A. peninsulae occurs in the Thai-Malay Peninsula, Sumatra and Borneo, where it is found along forested streams and rivers, predominantly in lowland forest. It may qualify as Vulnerable owing to on-going habitat loss and degradation, as well as disturbance.”

On the above picture the adult male is procured in Java, the female from Sumatra. They are male and female of different species, the breastband of the male is not mottled (Euryzona) and the female has no blue breastband (Peninsulae). To the 19th century procurers there seemed to be little difference in both species. In the Red Book of Asia a map (below) shows where this elusive species was reported. The little white dots on Java mean historic observation (pre-1950). The one square means undated. Evidently all the information about habitat, breeding behavior is inferred, based on congenetic comparison. In the Red Book of Asia several references are made to the species’ preference for elevated habitat, and some challenges stating it may hunt along montane streams but lives in lower elevations.

Java map of A. Euryzona

Java map of A. Euryzona

To sum up the lumped Alcedo Euryzona always has been a rare bird, even in times when human ecological pressure was much less, even in lower elevations. On Java there seems to be no tangible evidence of the existence of a congenetic species, other than a few museum speciemens. The only recent record is a 2009 observation in a National park (in the picture near the dots where 103-107 are plotted).
A theory is that this species’ habitat choice is more elevated (mountainous) compared to the congeners, that is, genetically, not just ecological. It now has been split to the “Java-form” of the Blue-banded Kingfisher, a new species of which no hard evidence exist. Both species have little difference other than a male less mottled or female paler chestband. Sharpe already in 1868 mentioned the striking difference between the young and adult form in what he called the Broad-belted Kingfisher.

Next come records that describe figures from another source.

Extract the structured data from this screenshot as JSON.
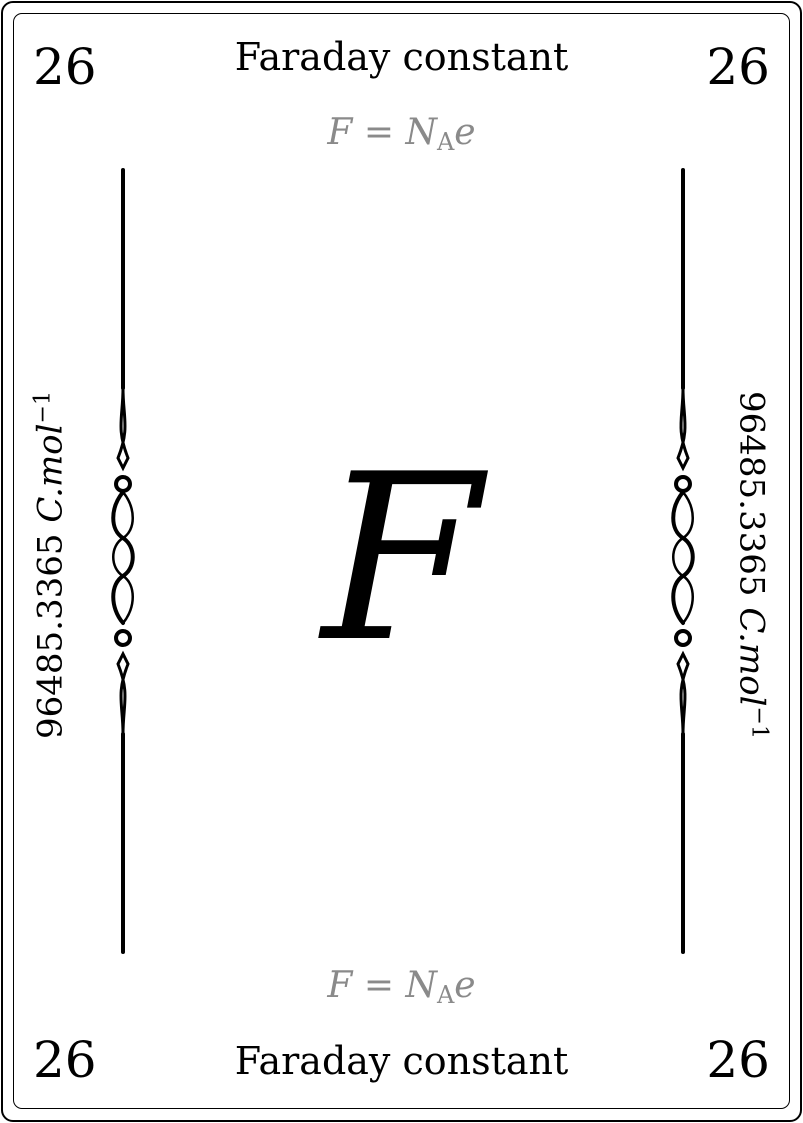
{
  "card": {
    "number": "26",
    "title": "Faraday constant",
    "symbol": "F",
    "formula": {
      "lhs": "F",
      "equals": "=",
      "n": "N",
      "sub": "A",
      "e": "e"
    },
    "value": "96485.3365",
    "unit_main": "C.mol",
    "unit_exponent": "−1"
  }
}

Given the fact that the very sparse specimens available may be of any age and the total lack of sustained visual evidence, we really doubt if the Java Blue-banded Kingfisher is a viable species. Splitting it may well be a good conservation measure, but that should not be the main reason of creating a species. In our opinion the Java Blue-banded Kingfisher does not exist other than a variety (or even morph) of now A. Peninsulae (or vice versa).